All you need is on the attached printout, plus the ability to square numbers.
Last Thursday I got an email from a colleague, Sam Weerahandi, at
BellCore who is concerned about analysis of variance when variances
are unequal. He sent me a small dataset and some discussion. Since
it was so timely, you get to see it for homework!
There are four groups and a total of 31 observations. As you will
see, the standard deviations range from 1.5 to 5.7. One might choose
to ignore this variability, but read on!
1. Write done the usual assumptions and report the results of the
usual analysis of variance.
2. BY HAND, make a ``dot plot'' of the data, using letter symbols for
group. Comment.
Now drop the assumption that variances are equal.
3. Note that lack of obvious relationship between mean and
variance by group (PLOT THEM).
4. Instead, use the inverse of group variance as
weight. Briefly justify this choice (why might this be reasonable).

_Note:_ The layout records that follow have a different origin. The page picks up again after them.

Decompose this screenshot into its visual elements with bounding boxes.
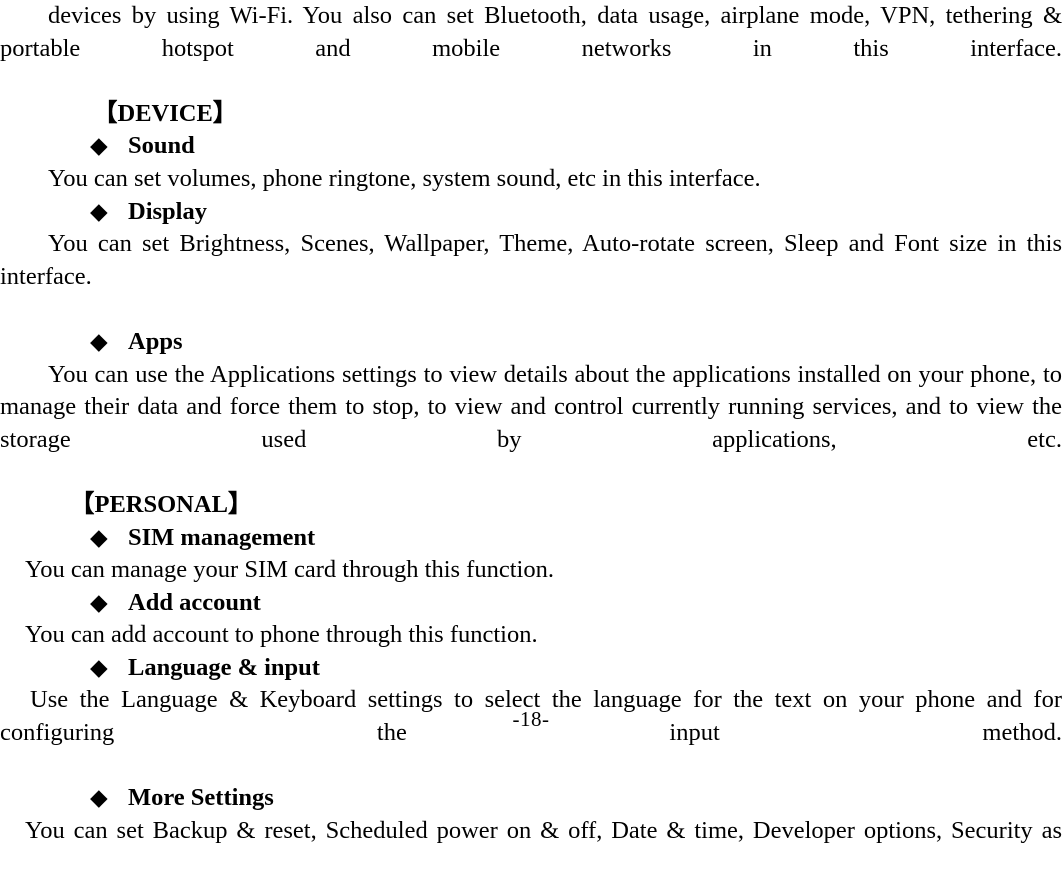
bullet-label-sim-management: SIM management	[128, 523, 316, 551]
diamond-bullet-icon: ◆	[90, 785, 108, 811]
bullet-label-add-account: Add account	[128, 588, 261, 616]
description-sound: You can set volumes, phone ringtone, sys…	[48, 164, 761, 192]
diamond-bullet-icon: ◆	[90, 133, 108, 159]
page-number: -18-	[512, 707, 550, 731]
bullet-item-apps: ◆ Apps	[0, 326, 1062, 359]
description-apps: You can use the Applications settings to…	[0, 360, 1062, 453]
bullet-item-more-settings: ◆ More Settings	[0, 782, 1062, 815]
diamond-bullet-icon: ◆	[90, 589, 108, 615]
description-add-account: You can add account to phone through thi…	[25, 621, 538, 649]
page-content: devices by using Wi-Fi. You also can set…	[0, 0, 1062, 880]
diamond-bullet-icon: ◆	[90, 328, 108, 354]
bullet-label-language-input: Language & input	[128, 653, 320, 681]
bullet-label-sound: Sound	[128, 132, 195, 160]
bullet-item-sim-management: ◆ SIM management	[0, 522, 1062, 555]
bullet-item-add-account: ◆ Add account	[0, 587, 1062, 620]
section-heading-device: 【DEVICE】	[93, 99, 238, 127]
description-display: You can set Brightness, Scenes, Wallpape…	[0, 230, 1062, 290]
bullet-label-display: Display	[128, 197, 207, 225]
intro-paragraph: devices by using Wi-Fi. You also can set…	[0, 2, 1062, 62]
bullet-label-more-settings: More Settings	[128, 784, 274, 812]
description-sim-management: You can manage your SIM card through thi…	[25, 556, 554, 584]
diamond-bullet-icon: ◆	[90, 524, 108, 550]
description-more-settings: You can set Backup & reset, Scheduled po…	[25, 816, 1062, 844]
diamond-bullet-icon: ◆	[90, 198, 108, 224]
bullet-item-language-input: ◆ Language & input	[0, 652, 1062, 685]
bullet-item-display: ◆ Display	[0, 196, 1062, 229]
section-heading-personal: 【PERSONAL】	[70, 490, 253, 518]
bullet-item-sound: ◆ Sound	[0, 130, 1062, 163]
description-language-input: Use the Language & Keyboard settings to …	[0, 686, 1062, 747]
diamond-bullet-icon: ◆	[90, 654, 108, 680]
bullet-label-apps: Apps	[128, 327, 183, 355]
manual-page: devices by using Wi-Fi. You also can set…	[0, 0, 1062, 844]
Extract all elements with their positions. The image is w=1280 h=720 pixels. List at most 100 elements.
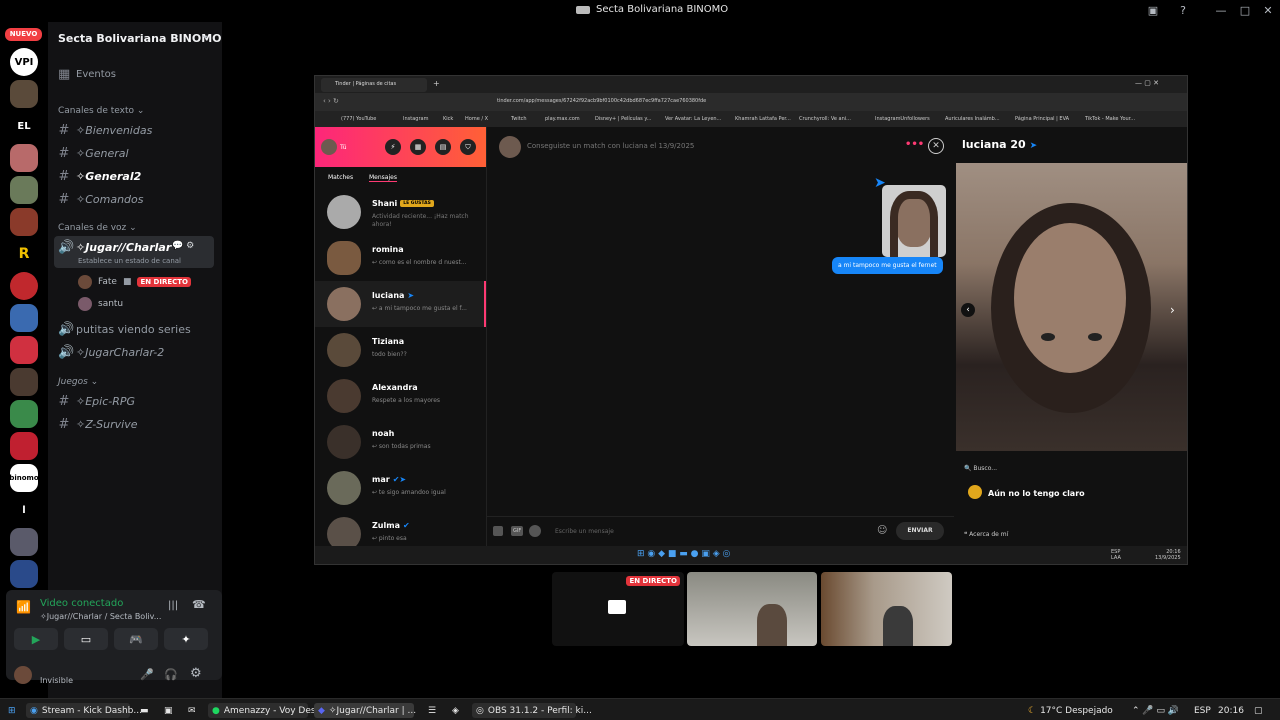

Now briefly critique it (why is it silly in this problem). How does
the use of estimates of group variances affect the p-value? [Hint:
examine the new SDs.]
5. Replace the observations by their ranks and rerun the usual
analysis of variance. [This test is an approximation of the
Kruskal-Wallis test.] Comment on whether this a reasonable approach
for this problem. [Hint: what assumption(s) are helped by using
ranks?]
6. The exact test differs from all of these. It is based on the
randomization principle. That is, if there are no group differences,
then all assignments of group labels to the data are equally likely.
That is, one could (in theory) examine every permutation of the 31
responses (with 9 A's, 7 B's, 8 C's and 7 D's) and compute the F
statistic for each one. The p-value is then the proportion of F
values that are as extreme or larger than the one observed.
According to my source, the ``right'' p-value for the raw data is
.030, or for the ranks (exact Kruskal-Wallis) is .06.
Comment on the disparity among p-values (you now have 5 different
ones!). What is your conclusion about differences among groups?
[Again, be brief. There is no ``right'' answer to my question,
anyway!]
Now think about inference on the variances themselves.
7. Calculate the ratio of the largest to smallest variances. This is
Hartley's F-max test. [``Liberal'' (using sample size 9, 4 groups)
critical values for 5% and 1% are, respectively, 7.18 and 11.7. See
Milliken and Johnson Table A.1.] This is a very easy test to perform.
Unfortunately, it relies heavily on the normal assumption, and is best
for balanced data. Interpret results, with cautions for this data
set.
8. Conduct Levene's test for unequal variance (see SAS printout).
This test is not sensitive to departures from normality (based on
simulation studies - see Milliken and Johnson), and can be used for
small samples. Interpret results.
9. Comment briefly on the dilemna of testing for equal variance before
conducting analysis of variance. How is this problem lessened (or
greatened) by increasing sample size?